Все, что можно вставить в женское тело, в хотя бы минимально предрасположенные к приему отверстия, - все вставляется. Всюду. Это происходит непрерывно, на износ, круглосуточно, бесстрашно, с педантичным отслеживанием - не пропустила ли благоверная хоть один оргазм, не уклонилась ли от прочувствования его художеств. Мне на ум уже приходят забавные сравнения: сексуальная тюрьма. Я в кандалах, не убежать. Даже просто поспать на наших пуховых нарах - почти невозможно. Сам он спит время от времени, иногда может заснуть в полной горячей ванне. Но только открываются глаза - он хватается за меня, и продолжается моя сладкая каторга. Ничего подобного со мною никогда не было. Гиперсексуальные юноши, толпами слоняющиеся вокруг и кругами, ни на что подобное не способны. Они, во-первых, занимаются решительно собою. Во-вторых, они все - временщики по духу контакта. В-третьих, фантазия, помноженная на интеллект и колоссальную выносливость, - огромная редкость. У мужа все есть. Он надежно превращает меня в с в о ю жену, обустраивая с е б е сексуальный комфорт, но делает это так вдохновенно, что у меня не возникает желания убежать из тюрьмы.

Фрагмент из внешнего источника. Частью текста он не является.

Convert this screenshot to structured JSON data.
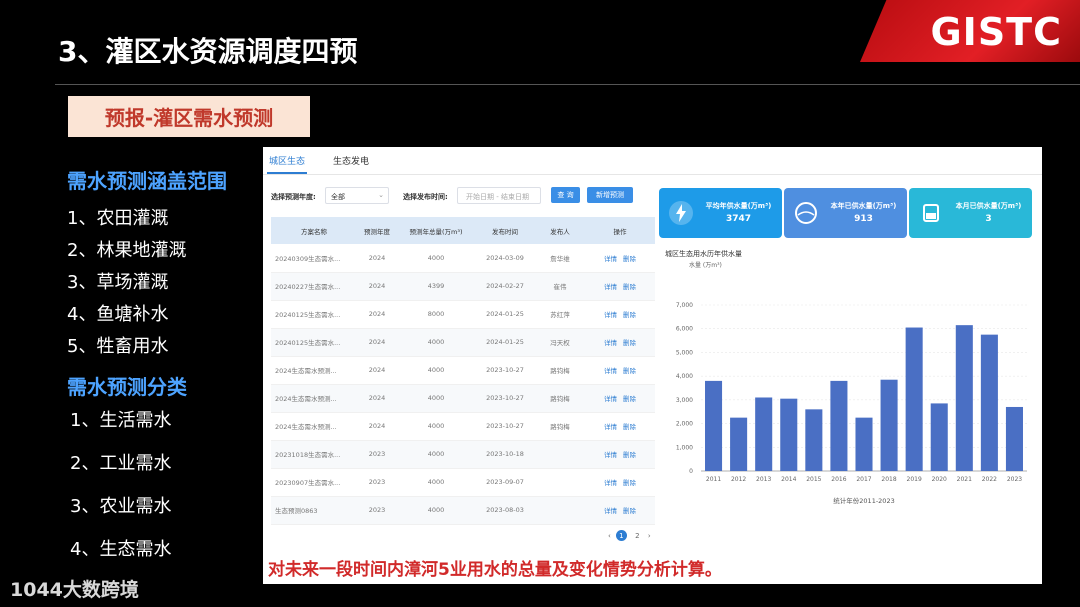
{
  "slide": {
    "title": "3、灌区水资源调度四预",
    "logo": "GISTC",
    "tag": "预报-灌区需水预测",
    "scope_heading": "需水预测涵盖范围",
    "scope_items": [
      "1、农田灌溉",
      "2、林果地灌溉",
      "3、草场灌溉",
      "4、鱼塘补水",
      "5、牲畜用水"
    ],
    "class_heading": "需水预测分类",
    "class_items": [
      "1、生活需水",
      "2、工业需水",
      "3、农业需水",
      "4、生态需水"
    ],
    "watermark": "1044大数跨境",
    "bottom_note": "对未来一段时间内漳河5业用水的总量及变化情势分析计算。"
  },
  "app": {
    "tabs": [
      "城区生态",
      "生态发电"
    ],
    "filters": {
      "year_label": "选择预测年度:",
      "year_value": "全部",
      "date_label": "选择发布时间:",
      "date_placeholder": "开始日期 - 结束日期",
      "query_label": "查 询",
      "add_label": "新增预测"
    },
    "table": {
      "headers": [
        "方案名称",
        "预测年度",
        "预测年总量(万m³)",
        "发布时间",
        "发布人",
        "操作"
      ],
      "rows": [
        [
          "20240309生态需水...",
          "2024",
          "4000",
          "2024-03-09",
          "詹华维",
          "详情",
          "删除"
        ],
        [
          "20240227生态需水...",
          "2024",
          "4399",
          "2024-02-27",
          "崔伟",
          "详情",
          "删除"
        ],
        [
          "20240125生态需水...",
          "2024",
          "8000",
          "2024-01-25",
          "苏红萍",
          "详情",
          "删除"
        ],
        [
          "20240125生态需水...",
          "2024",
          "4000",
          "2024-01-25",
          "冯天权",
          "详情",
          "删除"
        ],
        [
          "2024生态需水预测...",
          "2024",
          "4000",
          "2023-10-27",
          "路钧梅",
          "详情",
          "删除"
        ],
        [
          "2024生态需水预测...",
          "2024",
          "4000",
          "2023-10-27",
          "路钧梅",
          "详情",
          "删除"
        ],
        [
          "2024生态需水预测...",
          "2024",
          "4000",
          "2023-10-27",
          "路钧梅",
          "详情",
          "删除"
        ],
        [
          "20231018生态需水...",
          "2023",
          "4000",
          "2023-10-18",
          "",
          "详情",
          "删除"
        ],
        [
          "20230907生态需水...",
          "2023",
          "4000",
          "2023-09-07",
          "",
          "详情",
          "删除"
        ],
        [
          "生态预测0863",
          "2023",
          "4000",
          "2023-08-03",
          "",
          "详情",
          "删除"
        ]
      ]
    },
    "pager": {
      "prev": "‹",
      "pages": [
        "1",
        "2"
      ],
      "next": "›"
    },
    "cards": [
      {
        "title": "平均年供水量(万m³)",
        "value": "3747",
        "color": "#1e9be8"
      },
      {
        "title": "本年已供水量(万m³)",
        "value": "913",
        "color": "#4f8fe0"
      },
      {
        "title": "本月已供水量(万m³)",
        "value": "3",
        "color": "#29b8d8"
      }
    ]
  },
  "chart_data": {
    "type": "bar",
    "title": "城区生态用水历年供水量",
    "ylabel": "水量 (万m³)",
    "xlabel": "统计年份2011-2023",
    "categories": [
      "2011",
      "2012",
      "2013",
      "2014",
      "2015",
      "2016",
      "2017",
      "2018",
      "2019",
      "2020",
      "2021",
      "2022",
      "2023"
    ],
    "values": [
      3800,
      2250,
      3100,
      3050,
      2600,
      3800,
      2250,
      3850,
      6050,
      2850,
      6150,
      5750,
      2700
    ],
    "yticks": [
      0,
      1000,
      2000,
      3000,
      4000,
      5000,
      6000,
      7000
    ],
    "ytick_labels": [
      "0",
      "1,000",
      "2,000",
      "3,000",
      "4,000",
      "5,000",
      "6,000",
      "7,000"
    ],
    "ylim": [
      0,
      7000
    ],
    "bar_color": "#4a6fc4"
  }
}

Я уже махнула рукой на весь мужской мир, потому что в нем нету Д. Он есть здесь, в нашем доме. Иногда он говорит, что хочет предельно развратить меня. Развратить?
– смеюсь я. Он тоже смеется и говорит, что на месте этого глагола должен стоять синоним, обозначающий беспредельную и повсеместную чувственность, способную легко отзываться не только на любого мужчину, но на шорох ветра... Зачем это тебе?
– спрашиваю я. Будут же другие у тебя, заботливо поясняет он. И когда они, скажи на милость, будут? Да хоть сейчас, отважно говорит он. Давай позовем кого-нибудь, добавляет он. Кого же?
– спрашиваю я. Он думает. Пока думал, завелся - и по новой.
– Надумал?
– повторно интересуюсь я.
– Надумал, - решительно говорит Д.
– Кого?
– Никого, - отвечает Д.
– Почему вдруг такие скачки?
– делаю удивленный вид я.
– Я сделал тебя для себя.
Приехали, называется. То воля, то свобода, то "будут другие", - то вдруг нате вам.
– И ты будешь ревновать меня?
– с ужасом спрашиваю я.
– Нет, но я хочу все про них знать. Расскажи, если сделаешь что-нибудь. Только поподробнее. Или - лучше всего - приводи домой. Сделаем вместе. Ты уже не та, что была месяц назад. Ты теперь - отлаженная сексуальная машина. А это должно работать. Вдруг испортится...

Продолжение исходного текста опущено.